Tuesday, May 31, 2011

Organizing

Many businesses in general and small businesses in particular are oftentimes adept at failure. A primary cause for the proneness to failure is the lack of business organization. Organization in this instance is not the hierarchical structure of the staff but rather the steps taken to ensure that the business heavily emphasizes its strengths in pursuit of available opportunities while it eliminates weaknesses and minimizes to the extent possible any threats. The Report entitled Organizing Business Plans, dated November 11, 2000, published by the Business Rules Group is an excellent primer to study prior to committing any money, time or effort to starting a new enterprise, large or small.

The SWOT assessment, to the right, is one of the many methods described in the Report to help in analyzing the preparedness of a business model to achieve success in its applicable market.

In starting a business, the objective is to minimize the probably of failure (the 'Y' axis) while maximizing the potential for gain (the 'X' axis).

This balancing act, while it may seem simple-minded, is a key area often overlooked by the novice entrepreneur or the business inept.
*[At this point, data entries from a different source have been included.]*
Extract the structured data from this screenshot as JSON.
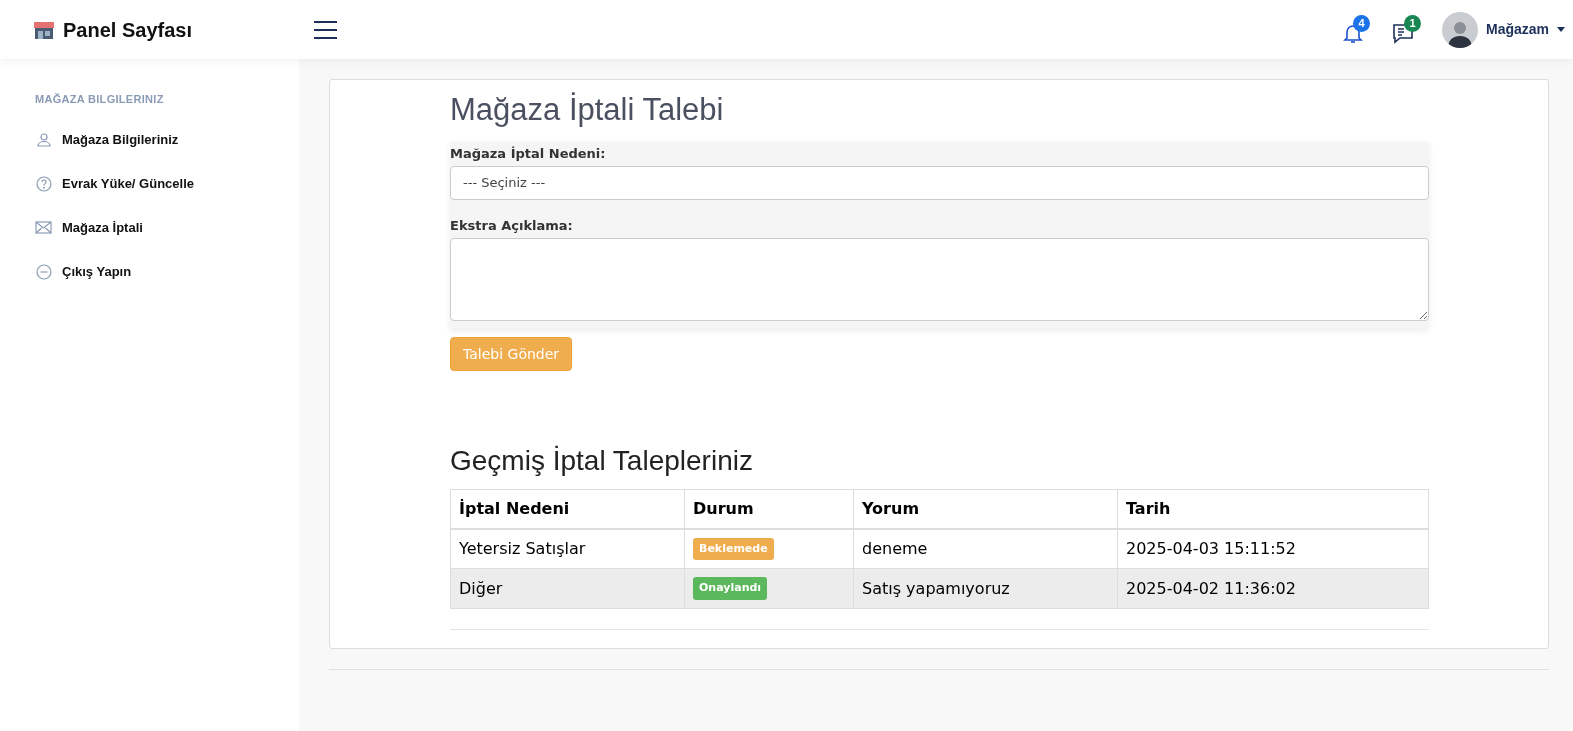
{
  "header": {
    "brand": "Panel Sayfası",
    "notifications": {
      "count": "4"
    },
    "messages": {
      "count": "1"
    },
    "user": {
      "name": "Mağazam"
    }
  },
  "sidebar": {
    "heading": "MAĞAZA BILGILERINIZ",
    "items": [
      {
        "label": "Mağaza Bilgileriniz",
        "kind": "user"
      },
      {
        "label": "Evrak Yüke/ Güncelle",
        "kind": "help"
      },
      {
        "label": "Mağaza İptali",
        "kind": "mail"
      },
      {
        "label": "Çıkış Yapın",
        "kind": "logout"
      }
    ]
  },
  "form": {
    "title": "Mağaza İptali Talebi",
    "reason_label": "Mağaza İptal Nedeni:",
    "reason_value": "--- Seçiniz ---",
    "note_label": "Ekstra Açıklama:",
    "submit": "Talebi Gönder"
  },
  "history": {
    "title": "Geçmiş İptal Talepleriniz",
    "columns": [
      "İptal Nedeni",
      "Durum",
      "Yorum",
      "Tarih"
    ],
    "rows": [
      {
        "reason": "Yetersiz Satışlar",
        "status": "Beklemede",
        "color": "#f0ad4e",
        "comment": "deneme",
        "date": "2025-04-03 15:11:52"
      },
      {
        "reason": "Diğer",
        "status": "Onaylandı",
        "color": "#5cb85c",
        "comment": "Satış yapamıyoruz",
        "date": "2025-04-02 11:36:02"
      }
    ]
  }
}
Some with a great idea for a new business or for the recovery of an old business charge into the business set-up and opening without undertaking a SWOT analysis, understanding its results and without initiating remedial action to overcome any highlighted deficiencies.

Invariably, these businesses come crashing down, maybe not in the short term, but most are destined to fail.

To use my favorite hypothetical, my closed golf club, let's look at the possibilities for reestablishing the business and a possible reopening:

Strengths

  • Close proximity to large potential customer base. Course is embedded in community of approximately 1000 homes.
  • Apparent willingness of current owner to enter into a lease agreement with new management.

Weaknesses

  • Little interest by outside individual or groups to purchase or lease premises and reopen as a golf or country club.
  • Two large mortgages ...mortgage debt far exceeds the value of the property.
  • Facilities / infrastructure in total disrepair ...greens, fairways, bunkers, practice areas, club house and other building structures at end of useful life.
  • Most recent management / ownership allowed club facilities to deteriorate and, consequently was responsible for large membership and per round play decline. Major hurdle to reclaim lost members, rebuild facilities and reputation of club to attract members and daily customers.

  • Maintenance equipment, pumps, sprinkler system well past end of life.
  • Left-over management and pro staff seen by many as detrimental to any recovery of the business in current form. Requires a complete restaffing, top to bottom.
  • If the club was to reopen in current condition, it would be well below the playing conditions, at the bottom when compared to the other golf clubs within the market area.

Opportunities

  • Sell to willing buyer who reopens the club in its current form but with all facilities modernized, new equipment bought (and where applicable) installed. Employ new management and staff. Incorporate a fee structure that maximizes membership, per round and tournament play from the relevant market area.
  • Split the club property into three or more entities.
    • The pool, tennis courts and office space by the pool split from club and offered to the Home Owners Association and/or a business person who will provide as community service or lease to HOA for use as a community recreation destination.
    • The club house, offer this space to the caterer as an events hall. Alternatively, offer to HOA as a community center. If neither is viable, demolish the building.
    • Hold the golf course as a separate entity. If club house and pool have changed ownership, lease parking and golf cart storage for the short term.
    • In the short term erect a small hut or rent small house trailer for (non-merchandise) pro shop.
    • Longer term, build a new (smaller) golf club house, sports bar, golf cart garage.

Threats

  • Other golf courses in market area have upgraded facilities or have upgrades in plans.
  • Hostility of former members ...long memory cycle to overcome.
  • Other clubs actively recruiting from old member base.
  • Lack of funding to purchase, to upgrade, to reopen.
  • Economy is limiting number of member candidates; shrinking the applicable market area (gasoline prices).
  • Aging population, golf loosing its luster in the younger set. Need fewer golf clubs to satisfy emerging golfer community.
  • Changed interests, values. Many organized sports, other activities supplanting golf as a recreational / family option.

Golf and golf clubs may very well be the dinosaurs of current-day America. Whether or not a golf business can be established or reestablished in this environment is very problematic. Personally, I would not invest(?) my money into a golf club.

Certainly, I would not do it without the expectation that anything invested is more likely to be lost than any potential profit gained.